How many neighborhoods do you think would have to have brown-outs during the summer to keep those huge comercials going?

bakerina said...

@joshua: Your comment threw me back to the summer of 2006, when my neighborhood (Astoria) lost power for over a week. At the time I worked in midtown. It used to enrage me when I would go to work and listen to Mayor Bloomberg and the Con Ed bigs advise me and my neighbors, fingers wagging all the while, not to watch television or run air conditioners unnecessarily (as if we could!), only to go to lunch and walk past Emporio Armani or the Gap. Not only did they have their air conditioning cranked full bore, they also kept their doors open so that the cold air would lure would-be shoppers. It might not have been intended as a giant fuck-you to my neighbors and me, but it surely did feel like it was. If great swaths of the city lose power so that some slickeeboy ad agency can run giant tv ads on condos, it will feel like an even bigger fuck-you to all of us.

Joshua said...

Quite right, bakerina. And don't forget when ConEd turned off the power in Upper Manhattan during the summer of ‘99 (by the way, this was before Harlem and Washington Heights were “discovered”) in order to keep moneyed Manhattan on-line. Remember, they “deserve” their power, no matter what the limits of supply may be. So, I think it is best to interpret their behavior exactly as it appeared to you; a giant “fuck-you!” to everybody else.

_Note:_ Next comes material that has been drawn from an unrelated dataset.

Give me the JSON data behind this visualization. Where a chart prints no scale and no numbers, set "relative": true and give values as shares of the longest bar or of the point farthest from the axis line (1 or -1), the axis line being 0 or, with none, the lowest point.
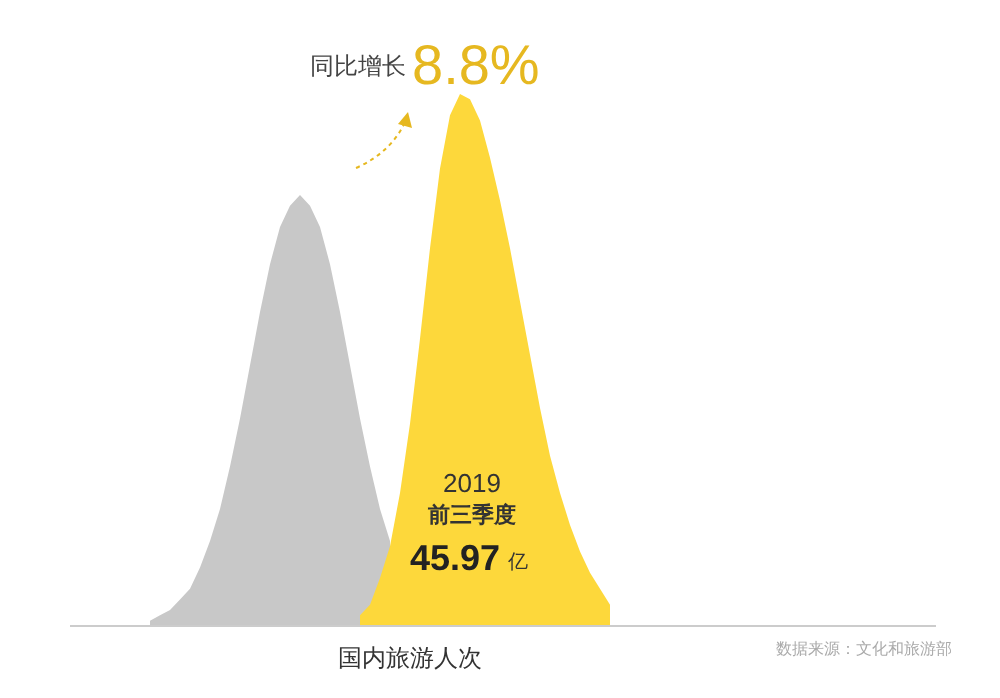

Though, I suppose if you think about it, the wealthy really do need their air-conditioning. After all, I’m sure sweat can be a real economic threat to people who regularly spend a thousand dollars a month or more on clothing. “Sweat stains on my $800 jeans! Like, OMG!”

Anonymous said...

Bakerina & Jeremiah.....I'm Abdul Nusraty's son and I'm here to set the record straight. IT'S JUST A RUMOR!!! My father plans to stay put for the duration of his lease. So please do visit my father when you have a chance. He enjoys having conversations with his customers....so stop in and say Hi.

Jeremiah Moss said...

thank you, mr. nusraty, for squashing that rumor! hear that, everone? go in and say hello, because ya never know...

bakerina said...

Mr. Nusraty, I can't tell you how happy I am to hear that. Thank you, a million times over, for setting the record straight. I will be sure to come back, and to say hello to your father.

J. Nusraty said...

J. Nusraty: Thank you for your comments. I'll be sure to pass along your kind words to my father. The Village is our home and unless we are forced to leave, we are not going anywhere! I must say that relocation within the Village may be a possibility in the future. Unfortunately, Bleecker street has transformed into Broadway(SoHo) and it may no longer be a prime location for my father's business.